Agar itu tidak terjadi, maka peranan para tokoh, kiai, dan guru dalam memotivasi para santri dan generasi muda agar membaca dan bagaimana mengarahkan bacaan itu menjadi sangat penting. Jangan sampai salah membaca atau malas membaca. Riset hari ini menemukan bahwa sebagian besar orang menggunakan handphone yang canggih itu bukan untuk membaca, tetapi untuk nonton tayangan yang kurang berguna.
Mungkin ada yang berargumen, untuk apa kita terlalu ngoyo mengejar dunia, toh bukankah tujuan kita ke akhirat? Ini juga pendapat yang konyol kalau dikaitkan dengan perintah al-Quran. Kita dilahirkan oleh Allah ke dunia ini bukan untuk menunggu mati. Kita dilahirkan untuk mengisi dunia ini dengan berbagai perbuatan yang di dalam al-Quran disebut amal sholeh.
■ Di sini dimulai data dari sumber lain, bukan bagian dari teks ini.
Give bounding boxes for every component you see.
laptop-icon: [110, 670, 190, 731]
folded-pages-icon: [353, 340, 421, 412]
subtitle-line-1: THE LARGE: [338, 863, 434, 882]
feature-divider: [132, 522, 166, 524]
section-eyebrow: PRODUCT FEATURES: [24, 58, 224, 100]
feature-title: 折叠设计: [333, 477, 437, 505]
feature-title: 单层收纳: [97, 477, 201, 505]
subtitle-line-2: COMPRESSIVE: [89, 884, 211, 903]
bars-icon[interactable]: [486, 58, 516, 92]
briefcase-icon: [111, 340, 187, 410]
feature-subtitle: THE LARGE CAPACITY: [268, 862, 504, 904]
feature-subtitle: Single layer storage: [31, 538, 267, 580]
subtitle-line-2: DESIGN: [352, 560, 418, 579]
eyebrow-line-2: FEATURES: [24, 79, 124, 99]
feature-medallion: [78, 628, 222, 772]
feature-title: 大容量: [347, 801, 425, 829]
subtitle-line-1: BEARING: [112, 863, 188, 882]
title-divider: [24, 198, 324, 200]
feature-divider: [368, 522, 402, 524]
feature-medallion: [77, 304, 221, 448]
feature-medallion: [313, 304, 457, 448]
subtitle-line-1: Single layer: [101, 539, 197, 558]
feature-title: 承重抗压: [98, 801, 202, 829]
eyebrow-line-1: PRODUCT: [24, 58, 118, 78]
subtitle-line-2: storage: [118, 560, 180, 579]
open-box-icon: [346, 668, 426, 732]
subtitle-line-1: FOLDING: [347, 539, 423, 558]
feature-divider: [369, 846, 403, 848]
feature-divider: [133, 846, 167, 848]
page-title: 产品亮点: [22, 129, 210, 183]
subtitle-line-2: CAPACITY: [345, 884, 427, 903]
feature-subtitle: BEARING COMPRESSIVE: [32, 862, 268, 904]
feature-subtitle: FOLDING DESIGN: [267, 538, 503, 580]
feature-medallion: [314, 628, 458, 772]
Bagaimana cara beramal sholeh? Agar perbuatan itu menghasilkan dampak yang besar, pasti membutuhkan modal yang besar juga. Butuh pengorbanan jiwa dan raga, sebagaimana dianjurkan al-Quran.
“Tidaklah sama antara orang beriman yang duduk (yang tidak turut berperang) tanpa mempunyai uzur (halangan) dengan orang yang berjihad di jalan Allah dengan harta dan jiwanya. Allah melebihkan derajat orang-orang yang berjihad dengan harta dan jiwanya atas orang-orang yang duduk. Kepada masing-masing, Allah menjanjikan kebaikan dan Allah melebihkan orang-orang yang berjihad atas orang yang duduk dengan balasan yang besar,” (QS. An-Nisa: 95).
Dengan kata lain, belajar agama itu bukan untuk bekal mati dalam pengertian menghindari panggilan untuk mengurus dunia ini, justru kita belajar agama untuk mengisi kehidupan dunia ini dengan perbuatan, karya, prestasi, dan kontribusi yang dilandasi iman. Inilah bekal kita ke akhirat nanti. Jadi, pesantren pada hakikatnya adalah kawah pendidikan kehidupan dan perjuangan agar lahir agen-agen perubahan di masyarakat.
*) Penulis adalah pengasuh Pesantren Bina Insan Mulia 1 dan Bina Insan Mulia 2 Cirebon. Pernah dipercaya sebagai Wakil Ketua Pimpinan Pusat Rabithah Ma’ahid Islamiyah dan Pengurus Besar Nahdlatul Ulama (PBNU) Periode 2010-2015. Penulis merupakan alumnus Pondok Pesantren Lirboyo, Kediri; alumnus Universitas Al-Azhar, Mesir, Dept. Theology and Philosophy; juga alumnus Universiti Kebangsaan Malaysia, Dept. Politic and Strategy; dan alumnus Universiti Malaya, Dept. International Strategic and Defence Studies.